My husband’s law school classmate MB, who is OBVIOUSLY a genius, shared his incredible Home Alone drinking game, which I am now sharing with you. As much as I hate to mark anything a rival to Intervention Drinking Game (or WKCDS Drinking Game, for that matter!), I’m forced to admit that this one, adapted for both Home Alone and Home Alone 2: Lost in New York, is a real standout in the field. True props to you, MB. Everyone who can (sigh) enjoy some eggnog and a little group fun this holiday season, but play responsibly! (I am a liquor company rep in my spare time, after all, so I’m required to say that.)
For the sake of convenience, I have adapted for both “Home Alone” and “Home Alone 2: Lost in New York” (with substitute rules for the latter in brackets).
In order to play, please write each number of the list below on a separate notecard. Before the game, have each player select a predetermined number of cards. The suggested number of cards is 4-6 per player, but really, who can say what is appropriate? Anything over 10 cards per person and you’re getting into “Drunk Uncle on Mulled Wine” territory though. When playing in large groups, it may be advisable to create multiples of the list below, as that will encourage a more social holiday drinking experience, with more than one person drinking per specified event.
As a refresher, until the start of the “Home Invasion Round” (at which point all players drink together), if the event described on a card occurs, the player who has drawn that card is required to drink. The world famous “Home Invasion Round” begins when the Trans-Siberian Orchestra kicks in, and we get a montage of Kevin McCallister preparing to horribly maim, murder, and dismember Harry and Marv. From that point onward, ALL players drink every time that they believe that the Wet Bandits should have conceivably succumbed to their injuries. For instance, when Kevin hits Marv with a brick directly in the temple from a six story building, all players would drink, as Marv would likely suffer from severe traumatic brain damage and would likely die from internal bleeding.
The game ends when the final credits roll.

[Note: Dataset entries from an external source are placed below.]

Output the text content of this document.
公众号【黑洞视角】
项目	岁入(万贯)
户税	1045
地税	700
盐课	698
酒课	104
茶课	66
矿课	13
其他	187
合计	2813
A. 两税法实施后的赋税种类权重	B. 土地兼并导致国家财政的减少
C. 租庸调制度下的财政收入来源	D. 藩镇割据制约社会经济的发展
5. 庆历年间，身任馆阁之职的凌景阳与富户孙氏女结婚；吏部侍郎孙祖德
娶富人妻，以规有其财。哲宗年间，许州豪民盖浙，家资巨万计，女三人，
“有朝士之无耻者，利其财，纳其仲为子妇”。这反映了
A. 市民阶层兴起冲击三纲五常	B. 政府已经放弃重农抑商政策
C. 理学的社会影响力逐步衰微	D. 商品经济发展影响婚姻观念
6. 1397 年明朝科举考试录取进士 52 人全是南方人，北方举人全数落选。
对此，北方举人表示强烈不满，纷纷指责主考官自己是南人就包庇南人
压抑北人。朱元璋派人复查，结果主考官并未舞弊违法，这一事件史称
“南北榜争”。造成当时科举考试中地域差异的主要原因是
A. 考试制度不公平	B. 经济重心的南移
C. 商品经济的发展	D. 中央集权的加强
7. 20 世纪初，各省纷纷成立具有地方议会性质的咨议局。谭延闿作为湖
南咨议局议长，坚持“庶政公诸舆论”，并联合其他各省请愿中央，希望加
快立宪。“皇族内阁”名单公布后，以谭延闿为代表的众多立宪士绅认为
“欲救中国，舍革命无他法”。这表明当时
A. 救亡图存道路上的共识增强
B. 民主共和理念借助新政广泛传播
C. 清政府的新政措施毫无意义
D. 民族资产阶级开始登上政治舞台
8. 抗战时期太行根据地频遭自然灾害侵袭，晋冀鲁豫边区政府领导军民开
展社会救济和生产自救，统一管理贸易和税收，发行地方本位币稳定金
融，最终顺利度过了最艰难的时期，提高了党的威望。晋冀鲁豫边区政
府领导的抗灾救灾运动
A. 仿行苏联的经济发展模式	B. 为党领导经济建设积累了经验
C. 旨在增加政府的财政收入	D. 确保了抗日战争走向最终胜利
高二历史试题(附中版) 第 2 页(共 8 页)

All players are winners.
Here is the 2016 list:
1. Drink every time Uncle Frank is an asshole
2. Drink every time an on screen character speaks French
3. Scary Shovel Man Sighting! [Creepy Bird Lady sighting!]
4. Drink every time Kevin uses a TalkBoy
5. Drink every time Kevin commits credit card fraud
6. Tarantula sighting! [Future President of the United States sighting!]
7. Drink for every transparent 1990s product placement (Pepsi, American Airlines, the Plaza Hotel, TalkBoy, etc.)
8. Drink every time Kevin eats or orders pizza
9. Drink every time “Angels with Filthy Souls” [or “Angels with Filthy Souls 2”] is played. ***BONUS: Communal Drink when Kevin uses the audio to fool another character***
10. Drink every time the Home Alone theme song plays (masterfully crafted by John Williams)!
11. Drink for bad parenting from Kevin’s mom
12. Drink for all other instances of bad parenting – also includes references to previous debacles (i.e John Candy recalling leaving his child at a funeral parlor)
13. Drink for bad police work
14. Drink for every scene Kevin is in his terrifying basement. [Drink for every scene Kevin is in terrifying 1990s Central Park.]
15. MAKE A RULE! Whoever draws this card gets to make a rule that applies to every other player during the game.
16. Drink every time John Candy’s character plays or references polka. [Drink every time Rob Schneider’s character asks for or references a tip.]
17. Drink every time someone knocks over the McCallister’s porch statue. [Drink for Duncan’s Toy Chest sighting!]
18. Drink when Kevin evades apprehension for theft.
19. “Buzz, your girlfriend – woof!” [“Grown men come into the park and don’t make it out alive.”]
20. Drink every time someone screams “KEVIN!”
PS: Don’t be a dick and pretend you made this up! All credit to the drunk wizard that is MB!